そのため、本発明の関節構造体は、ロボットのハンド装置以外のものに適用してもよい。例えば、上記実施形態におけるロボット1の上部基体10と肩関節機構31と第1腕リンク部30aとに、適用してもよい。また、人型ロボット以外の作業用ロボットのロボットアーム等に適用してもよい。
また、上記実施形態においては、関節構造体のリンク部は、ハンド基部40aに対して回動可能な第2指部40cとなっている。
しかし、本発明のリンク部は、基部に対して移動可能なものであればよい。例えば、基部に対して直線的に接近又は離間可能なものであってもよい。
また、上記実施形態においては、第1指部40bを固定指部とし、第2指部40cを可動指部としている。すなわち、関節を介して基部に接続された指部よりも大きな荷重を受け止められる固定指部、及び、上記のように過剰な荷重が加わった際に係合機構が作動する可動指部を採用することにより、把持状態で通常の使用範囲を超える大きな荷重が加わった際にも、動作状態を十分に維持することができるようになっている。
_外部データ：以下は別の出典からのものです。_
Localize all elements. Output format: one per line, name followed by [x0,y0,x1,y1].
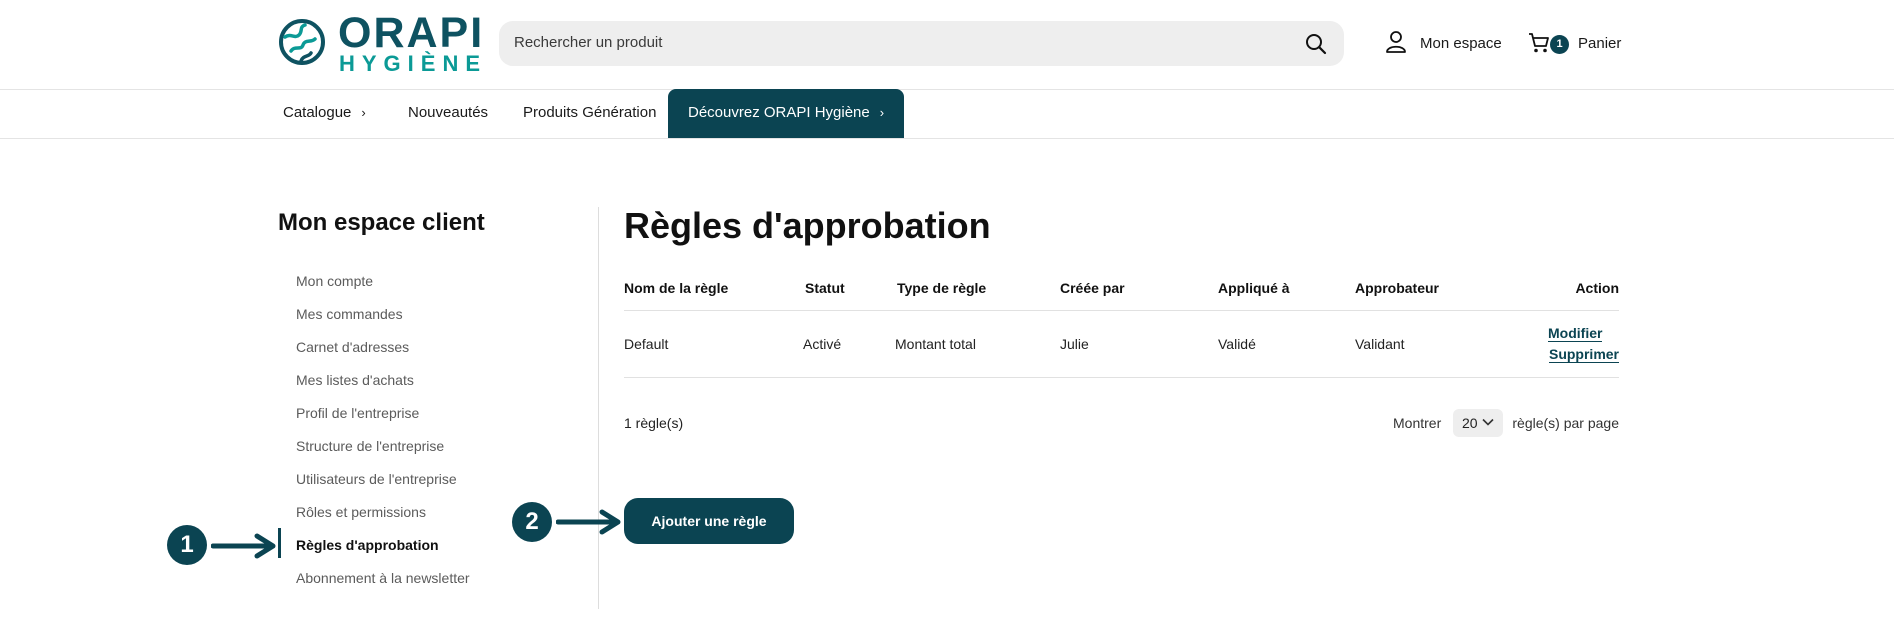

しかし、本発明のハンド装置は、固定指部と可動指部とを組み合わせたものに限定されるものではない。例えば、全ての指部を可動指部としてもよい。
また、上記実施形態においては、ハンド部40では、ハンド基部側係合部40a1及び第2指部側係合部40c4(すなわち、係合機構)を、支点Pよりも第1指部40b側に設けている。
しかし、本発明の係合機構を設ける位置は、そのような位置に限定されるものではなく、基部と第2リンク部材との間であればよい(すなわち、係合時に第2リンク部材を基部に固定できる位置であればよい)。
また、上記実施形態においては、駆動機構40eが電磁ブレーキを有するブレーキ機構として構成しており、バネ40c3の付勢力は、駆動機構40eで制限可能な荷重よりも小さく、且つ、通常の使用範囲よりも大きい荷重が第2リンク部材40c2に加えられた際に、第2リンク部材40c2の移動が開始するような値に設定されている。これは、ブレーキ機構である駆動機構40eに滑りが生じた場合であっても、タイムラグなく係合機構を作動させて、ハンド部40の動作状態を維持するためである。
しかし、本発明のハンド装置の弾性部材は、そのような大きさの付勢力を有するものに限定されるものではなく、第1リンク部材に対する第2リンク部材の位置を所定の位置で維持するように、第2リンク部材を付勢するものであればよい。
また、駆動機構は、電磁ブレーキを有するブレーキ機構に限定されるものではなく、基部に対する第1リンク部材の位置を固定するように、第1リンク部材に駆動力を伝達できるものであればよい。例えば、ハンド装置を把持状態とした後、手動でロックを行う係止機構であってもよい。